Review Summary: Aliens invaded Earth on 1990.
My mother is Cuban, and every time she takes a shower she blasts her Cuban radio stations (we Cubans are not a minority here in Miami). One time I couldn't help noticing a particular song being played called "Llorando Se Fue". Although it was a Spanish song and I tend not to listen to any Spanish music, it was a melody I had recognized.
They're putting Sun City Girls on the radio?! I thought at first. I later learned Sun City Girls had not originally written that song; they had merely covered it, renaming it "The Shining Path". (I later found out there is a more popular version of the song called "Lambada" in Portuguese, which was an unauthorized translation of the original, and may have been the one I heard that day.) To this day I wonder how many of their songs are actually covers.
But it should not matter if even all of their songs were covers, because whether you've even heard the original or not, you would know Sun City Girls have added their own unique touch of weirdness. For starters, the indiscernible vocals on "The Shining Path", upon closer listening, sound like Americans trying to sing in Spanish -- and failing -- not miserably, but in terms that are somehow appropriate to the weird nature of its album.
Torch of the Mystics is a trip into a whole new planet; to listeners unfamiliar with such weird music, "bizarre" would be an understatement. Sun City Girls mix surf rock with elements of world music, New Weird America chanting, and alien vocals reminiscent of a higher-pitched Captain Beefheart. "Blue Mamba" may seem like friendly surf rock jamming at first, but when it ends three minutes later you'll realize it never really went anywhere conventional. It may very well have been improvised (again, this should not matter). Then with the very first line of "Tarmac 23" -- well, who knows what line that is; it's incomprehensible -- the crazy ritual commences.
The first four tracks play a fun, almost drunken kind of surf rock with crazy cult-like vocals and a surreal jamming style that may or may not have been improvised (Sun City Girls have been known to improvise). "Space Prophet Dogon" nearly sounds anthemic -- well, maybe if you're into cults or something, but still; it could very well be the anthem of a cult. Although I have no idea what the lyrics are, the melody is very anthemic. I imagine the cult members will have to be very drunk and not care what they are babbling, but it could be done. It
should be done. . . .
With "The Shining Path" the bluesy surf rock guitars fade away and the album shifts into a more folky, worldly sound. This song, being the cover of a normal one, may be the least weird song in the album (even though it sounds like they don't even know the lyrics). "The Flower" is even more folky, albeit with a slightly ethnic twist: it sounds like it could belong with the freak folk scene of today. It actually sounds like Animal Collective could have been inspired by it in their song "Bees", with its extraterrestrial vocals and its George Harrison sitar strums. The vocals in "The Flower", however, sounds ten times stranger, like a prayer to summon the dead.

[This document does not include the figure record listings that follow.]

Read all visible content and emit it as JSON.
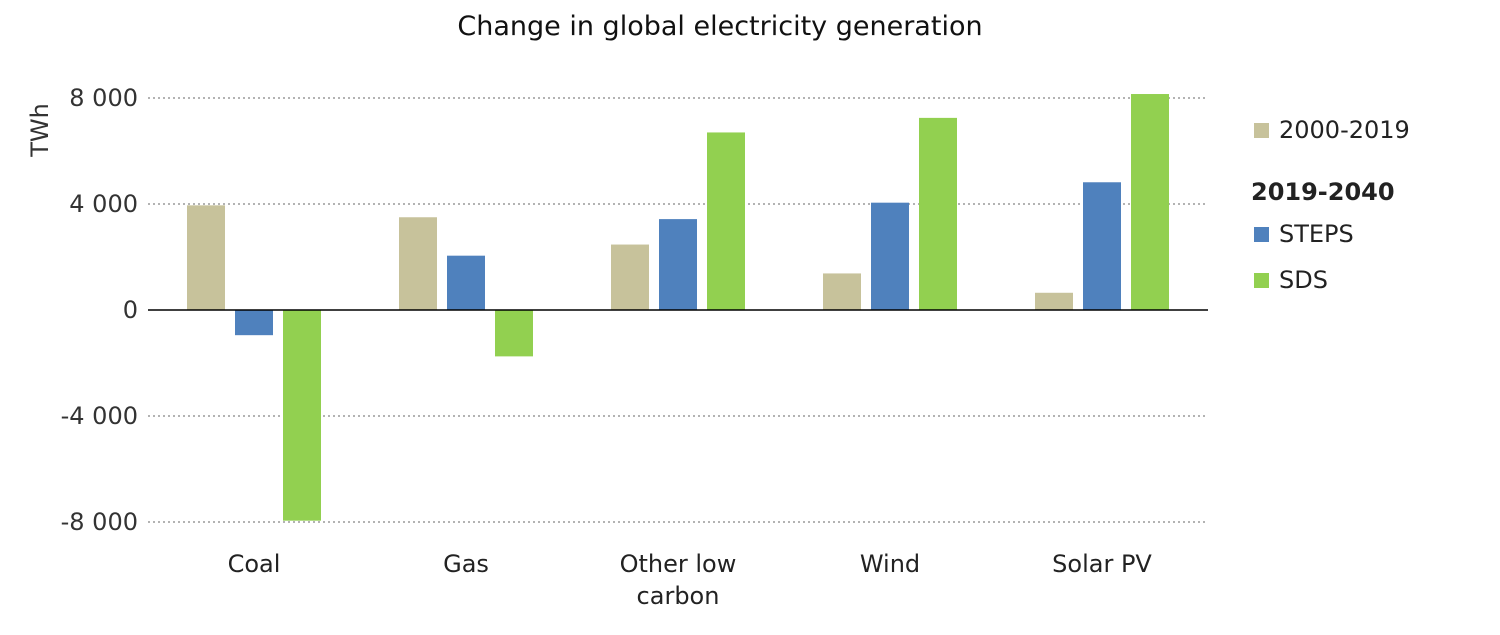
{
  "chart_data": {
    "type": "bar",
    "title": "Change in global electricity generation",
    "xlabel": "",
    "ylabel": "TWh",
    "ylim": [
      -8000,
      8000
    ],
    "yticks": [
      8000,
      4000,
      0,
      -4000,
      -8000
    ],
    "ytick_labels": [
      "8 000",
      "4 000",
      "0",
      "-4 000",
      "-8 000"
    ],
    "categories": [
      "Coal",
      "Gas",
      "Other low carbon",
      "Wind",
      "Solar PV"
    ],
    "category_labels": [
      [
        "Coal"
      ],
      [
        "Gas"
      ],
      [
        "Other low",
        "carbon"
      ],
      [
        "Wind"
      ],
      [
        "Solar PV"
      ]
    ],
    "series": [
      {
        "name": "2000-2019",
        "color": "#c7c29b",
        "values": [
          3950,
          3500,
          2470,
          1380,
          650
        ]
      },
      {
        "name": "STEPS",
        "color": "#4f81bd",
        "values": [
          -950,
          2050,
          3430,
          4050,
          4820
        ]
      },
      {
        "name": "SDS",
        "color": "#92d050",
        "values": [
          -7950,
          -1750,
          6700,
          7250,
          8150
        ]
      }
    ],
    "legend": {
      "position": "right",
      "group_heading": "2019-2040",
      "heading_before_series": 1
    },
    "grid": true
  }
}
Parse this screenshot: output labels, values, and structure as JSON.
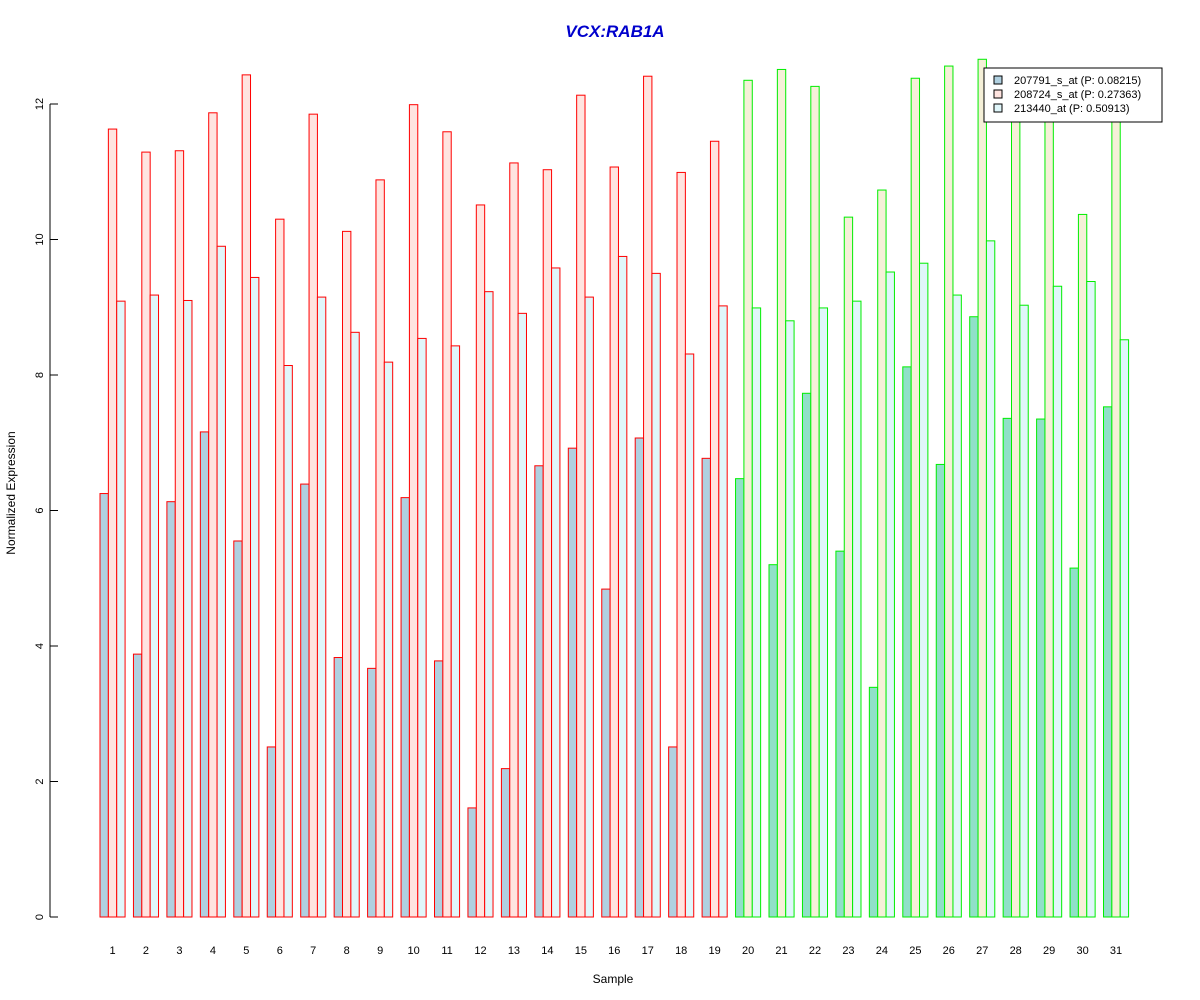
{
  "chart_data": {
    "type": "bar",
    "title": "VCX:RAB1A",
    "xlabel": "Sample",
    "ylabel": "Normalized Expression",
    "ylim": [
      0,
      12.8
    ],
    "yticks": [
      0,
      2,
      4,
      6,
      8,
      10,
      12
    ],
    "categories": [
      "1",
      "2",
      "3",
      "4",
      "5",
      "6",
      "7",
      "8",
      "9",
      "10",
      "11",
      "12",
      "13",
      "14",
      "15",
      "16",
      "17",
      "18",
      "19",
      "20",
      "21",
      "22",
      "23",
      "24",
      "25",
      "26",
      "27",
      "28",
      "29",
      "30",
      "31"
    ],
    "group_a_count": 19,
    "group_colors": {
      "group_a_border": "#ff0000",
      "group_b_border": "#00ee00"
    },
    "legend_position": "top-right",
    "series": [
      {
        "name": "207791_s_at (P: 0.08215)",
        "fill_a": "#b0d0e0",
        "fill_b": "#90e0c8",
        "values": [
          6.25,
          3.88,
          6.13,
          7.16,
          5.55,
          2.51,
          6.39,
          3.83,
          3.67,
          6.19,
          3.78,
          1.61,
          2.19,
          6.66,
          6.92,
          4.84,
          7.07,
          2.51,
          6.77,
          6.47,
          5.2,
          7.73,
          5.4,
          3.39,
          8.12,
          6.68,
          8.86,
          7.36,
          7.35,
          5.15,
          7.53
        ]
      },
      {
        "name": "208724_s_at (P: 0.27363)",
        "fill_a": "#ffe4e0",
        "fill_b": "#f5f0d8",
        "values": [
          11.63,
          11.29,
          11.31,
          11.87,
          12.43,
          10.3,
          11.85,
          10.12,
          10.88,
          11.99,
          11.59,
          10.51,
          11.13,
          11.03,
          12.13,
          11.07,
          12.41,
          10.99,
          11.45,
          12.35,
          12.51,
          12.26,
          10.33,
          10.73,
          12.38,
          12.56,
          12.66,
          11.86,
          11.91,
          10.37,
          11.83
        ]
      },
      {
        "name": "213440_at (P: 0.50913)",
        "fill_a": "#e0f6fa",
        "fill_b": "#e0f6fa",
        "values": [
          9.09,
          9.18,
          9.1,
          9.9,
          9.44,
          8.14,
          9.15,
          8.63,
          8.19,
          8.54,
          8.43,
          9.23,
          8.91,
          9.58,
          9.15,
          9.75,
          9.5,
          8.31,
          9.02,
          8.99,
          8.8,
          8.99,
          9.09,
          9.52,
          9.65,
          9.18,
          9.98,
          9.03,
          9.31,
          9.38,
          8.52
        ]
      }
    ],
    "legend_fills": [
      "#b0d0e0",
      "#ffe4e0",
      "#e0f6fa"
    ]
  }
}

Their prayers get even weirder with songs like "Cafe Batik", "Papa Legba" and "Burial in the Sky". "Cafe Batik"'s eerie, haunting falsetto dumbfounds yet resonates within like a Hindu mantra. "Papa Legba" features chickens clucking -- or is it humans? -- amid more unearthly weirdness. "Burial in the Sky" could not end the album more perfectly: it literally sounds like a hymn out of a witch's spellbook or a Satanic bible. Its droning moans and childlike "ahn-ahn-ahn-ahn" chants sound sinister, ethereal and beyond spiritual.
Even if you're in the mood for their strangely entrancing vocals, the instrumental passages ("Esoterica of Abyssynia", "Radar 1941", "The Vinegar Stroke") are worth playing out. In fact, they complete the album; if
Torch of the Mystics consisted purely of its bizzare, numinous vocals it might sound like a gimmick. "Esoterica of Abyssinia" and "Radar 1941" jam out enticing surf rock with a touch of New Weird America psychedelia. "The Vinegar Stroke" fits neatly into the more ethnic half of the album with a trippy sitar played like John Fahey. These instrumental jams may be Sun City Girls' catchiest -- or maybe that's because I've listened to them so many times.
Torch of the Mystics, although undeniably strange, is by far Sun City Girls' most accessible album. It may not be as exotic or ambitious as
330,003 Crossdressers from Beyond the Rig Veda, but it plays for a digestible length of 38 minutes and contains no filler.
Torch of the Mystics shines deep in the mines of '90s avant-rock; it is a milestone, just as how
Trout Mask Replica defined '60s avant-rock.